Prashant Sharma, Apache Spark committer, has just joined the Spark Technology Center team. STC Engineer and Apache Spark contributor Holden Karau and Prashant talk about Spark Streaming, datasets, and Prashant’s best advice to newcomers to Apache Spark.
By its nature, open-source development involves thousands of simultaneous code contributions and JIRA efforts across dozens of interlocking code bases. In that fast and turbulent world, Apache project committers are the avatars of harmony and prudence. And nowhere is the need for cool heads more crucial than with Spark, currently the most active project in the Apache Hadoop ecosystem — if not in the ASF at large.
It’s the committers who monitor commits from the community, and who make the final choices about which patches to apply. But more than that, they’re asked to decide on release plans, and they’re expected to be an easy resource for users—fielding questions, giving guidance, and steering users out of blind alleys.
A big job, and it’s all volunteer.
What sort of person takes on those tasks, forfeiting huge chunks of free time in the process? Prashant first started working on Spark in October 2012, and has since worked on over 70 JIRAs and offered up 166 commits, making him 18th in the world for total Spark commits. His focus has been streaming pluggable receivers and receivers for Akka Actors and ZeroMQ, support for Scala (including an REPL port), Java 8, MIMA checks, and more. Check out Prashant’s github here: https://github.com/ScrapCodes – Steve Moore
Holden Karau: What planned solutions are there for making accumulators work with streaming high availability?
Prashant: A lot of algorithms including MLLib depend on the accumulator to work correctly. As far as I know, there is nothing stopping the accumulator from working well with streaming high availability.
Holden: There are cool integrations done with Kafka. Can we see integration with other sources that supports back pressure nicely — and that has parity with Kafka performance?
Prashant: It should be possible to have back pressure support on message queues supporting high water mark with swap to disk. ZeroMQ is one such message queue. Also, I think message queues with reliable delivery and persistence support for mailbox can be configured to support back pressure. Scalability and performance parity with Kafka is really questionable, since Kafka is designed to support high throughput and focuses on optimizing the flush to disk. Typical AMQP complaint message queues “may” not have this as their primary goal. Before making comments regarding performance parity, things will have to be well tested. At the moment, I’m not aware of any such performance comparison.
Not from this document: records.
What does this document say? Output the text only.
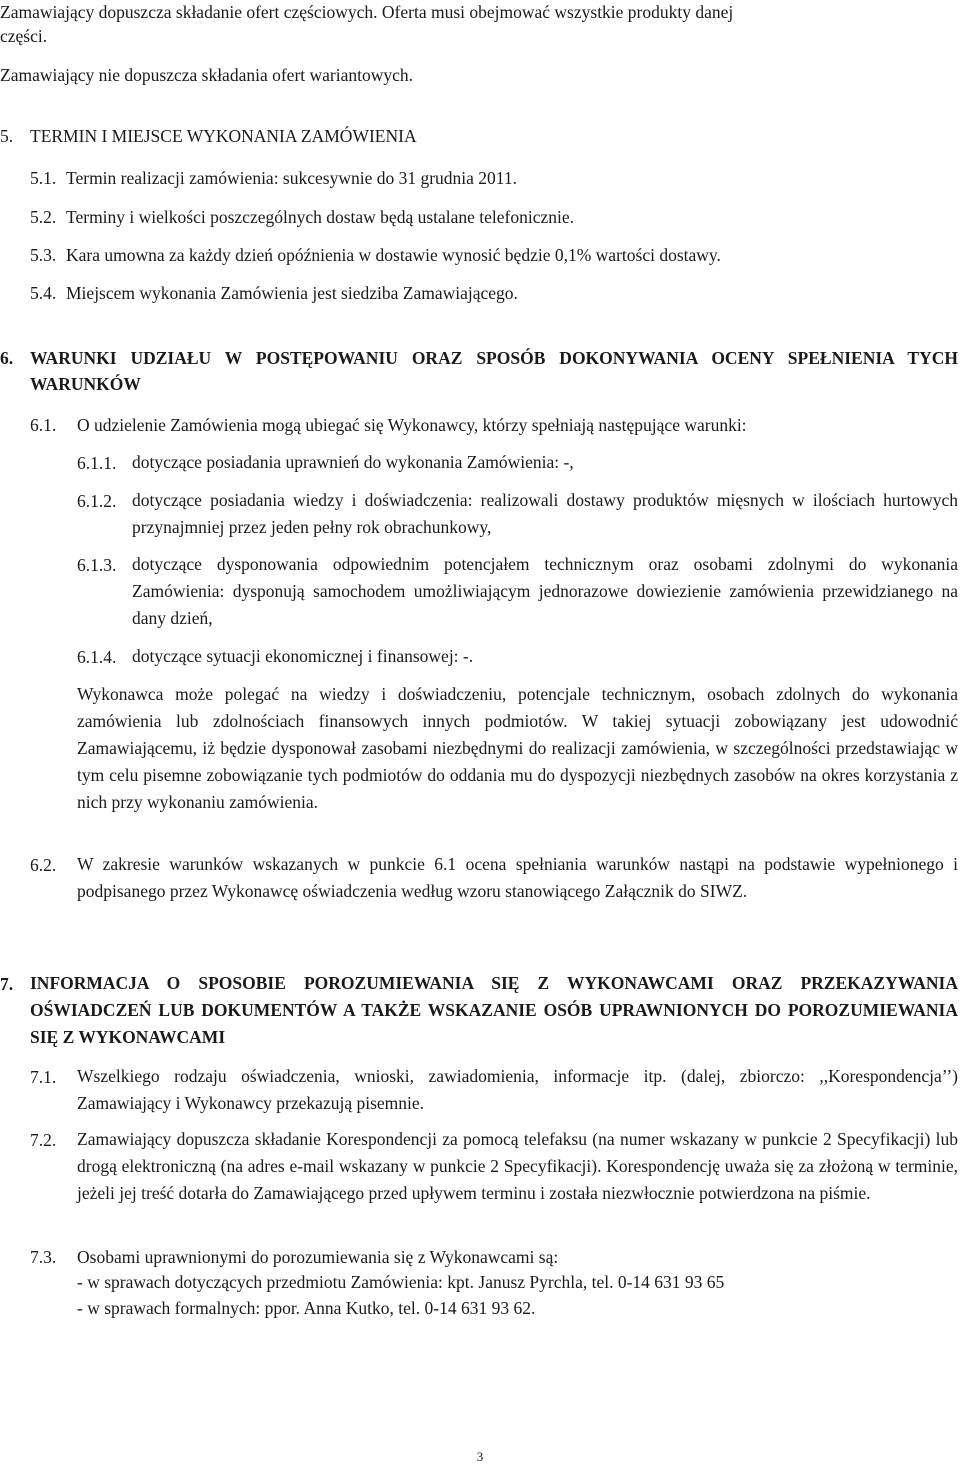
Zamawiający dopuszcza składanie ofert częściowych. Oferta musi obejmować wszystkie produkty danej
części.
Zamawiający nie dopuszcza składania ofert wariantowych.
5. TERMIN I MIEJSCE WYKONANIA ZAMÓWIENIA
5.1. Termin realizacji zamówienia: sukcesywnie do 31 grudnia 2011.
5.2. Terminy i wielkości poszczególnych dostaw będą ustalane telefonicznie.
5.3. Kara umowna za każdy dzień opóźnienia w dostawie wynosić będzie 0,1% wartości dostawy.
5.4. Miejscem wykonania Zamówienia jest siedziba Zamawiającego.
6. WARUNKI UDZIAŁU W POSTĘPOWANIU ORAZ SPOSÓB DOKONYWANIA OCENY SPEŁNIENIA TYCH WARUNKÓW
6.1. O udzielenie Zamówienia mogą ubiegać się Wykonawcy, którzy spełniają następujące warunki:
6.1.1. dotyczące posiadania uprawnień do wykonania Zamówienia: -,
6.1.2. dotyczące posiadania wiedzy i doświadczenia: realizowali dostawy produktów mięsnych w ilościach hurtowych przynajmniej przez jeden pełny rok obrachunkowy,
6.1.3. dotyczące dysponowania odpowiednim potencjałem technicznym oraz osobami zdolnymi do wykonania Zamówienia: dysponują samochodem umożliwiającym jednorazowe dowiezienie zamówienia przewidzianego na dany dzień,
6.1.4. dotyczące sytuacji ekonomicznej i finansowej: -.
Wykonawca może polegać na wiedzy i doświadczeniu, potencjale technicznym, osobach zdolnych do wykonania zamówienia lub zdolnościach finansowych innych podmiotów. W takiej sytuacji zobowiązany jest udowodnić Zamawiającemu, iż będzie dysponował zasobami niezbędnymi do realizacji zamówienia, w szczególności przedstawiając w tym celu pisemne zobowiązanie tych podmiotów do oddania mu do dyspozycji niezbędnych zasobów na okres korzystania z nich przy wykonaniu zamówienia.
6.2. W zakresie warunków wskazanych w punkcie 6.1 ocena spełniania warunków nastąpi na podstawie wypełnionego i podpisanego przez Wykonawcę oświadczenia według wzoru stanowiącego Załącznik do SIWZ.
7. INFORMACJA O SPOSOBIE POROZUMIEWANIA SIĘ Z WYKONAWCAMI ORAZ PRZEKAZYWANIA OŚWIADCZEŃ LUB DOKUMENTÓW A TAKŻE WSKAZANIE OSÓB UPRAWNIONYCH DO POROZUMIEWANIA SIĘ Z WYKONAWCAMI
7.1. Wszelkiego rodzaju oświadczenia, wnioski, zawiadomienia, informacje itp. (dalej, zbiorczo: ,,Korespondencja’’) Zamawiający i Wykonawcy przekazują pisemnie.
7.2. Zamawiający dopuszcza składanie Korespondencji za pomocą telefaksu (na numer wskazany w punkcie 2 Specyfikacji) lub drogą elektroniczną (na adres e-mail wskazany w punkcie 2 Specyfikacji). Korespondencję uważa się za złożoną w terminie, jeżeli jej treść dotarła do Zamawiającego przed upływem terminu i została niezwłocznie potwierdzona na piśmie.
7.3. Osobami uprawnionymi do porozumiewania się z Wykonawcami są:
- w sprawach dotyczących przedmiotu Zamówienia: kpt. Janusz Pyrchla, tel. 0-14 631 93 65
- w sprawach formalnych: ppor. Anna Kutko, tel. 0-14 631 93 62.
3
Holden: What other plans do you have for Spark 2.x?
Prashant: For Spark 2.x, I want to work on optimizing the latency of Spark scheduling, which will have a great advantage for streaming jobs. It’s highly desirable for streaming to have low latency and it’s also a requirement at IBM. Currently, streaming is limited by the latency. By design, Spark Streaming is different from other streaming systems; it has advantages and limitations of its own over other Streaming systems. I want to take a stab at alternative scheduling techniques and would like to see if it’s possible to optimize latency and improve scalability of the system overall. There’s a lot of research being done in this area, like Kay Ousterhout, Patrick Wendell, Matei Zaharia, and Ion Stoica’ Sparrow, or Pamela Delgado’s work.
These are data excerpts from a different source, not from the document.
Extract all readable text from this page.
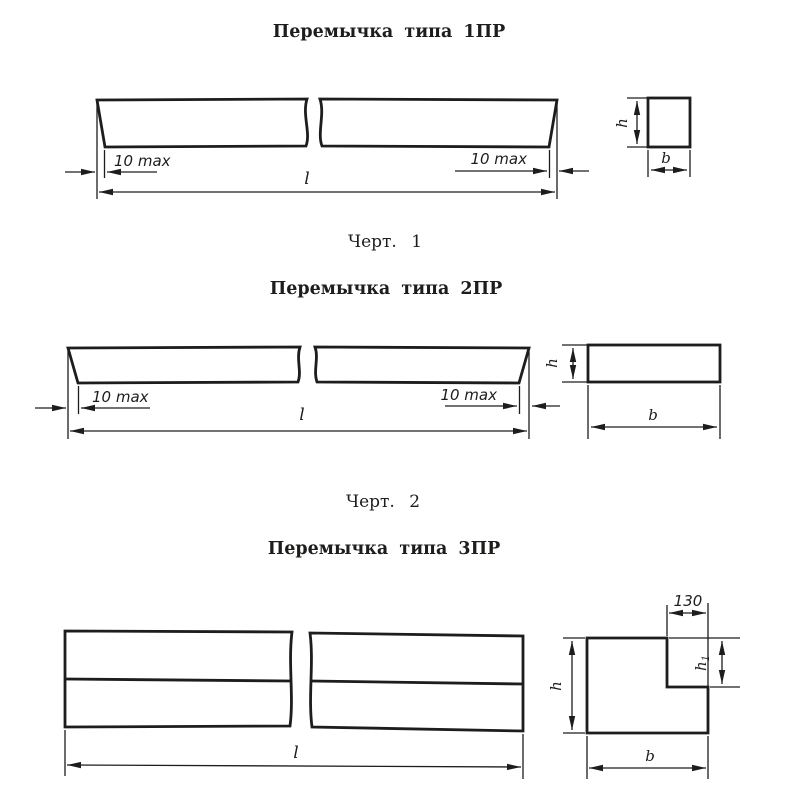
Перемычка типа 1ПР
10 max	10 max
l
h
b
Черт. 1
Перемычка типа 2ПР
10 max	10 max
l
h
b
Черт. 2
Перемычка типа 3ПР
l
130
$h_1$
h
b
Holden: What are your thoughts on the integration of Spark and datasets?
Prashant: The Dataset API is certainly an improvement over the Dataframe API. It gives the convenience of working with RDDs and performance and optimization of Dataframes. With the help of encoders, you get a very small memory footprint. For a long time, this has been a bottleneck in Spark. In the future, I hope to see the Dataset API becoming mainstream.
Holden: Where do you feel the sweet spot for Spark Streaming is today and in the near future? For example, it’s not a great fit now for a real-time trading system, but it could be a great fit for an inventory control system. This will change over time, but I’d be interested to know what kinds of things do you think it will be a fit for?
Prashant: Spark Streaming is ideal wherever integration with Spark is essential. Plus, it benefits from all the features of Spark, be it MLLib or the convenience and reliability of RDD, Dataframe APIs, or in-built receivers. Those are the most compelling reason for choosing Spark Streaming. Spark Streaming is always going to be a near real-time system, though its latency can be improved in the future. In the future, I would like to see Spark Streaming as an all-rounder streaming solution, with support for CEP, and so on.
Holden: What would your advice be to someone interested in contributing to Spark Streaming? It’s not always enough to look at starter jiras.
Prashant: My advice to newcomers is, “It’s the personal interest in the project that brings value to it”. Starter JIRAs help in building confidence initially and for understanding the review process of the project. An in-depth understanding of the working of the system (which can also be done while doing starter jiras) and participation in discussions is very helpful. So, my advice is use Spark Streaming and share your experience, especially your opinions of what can be improved. That will open new avenues on what can be done in the future.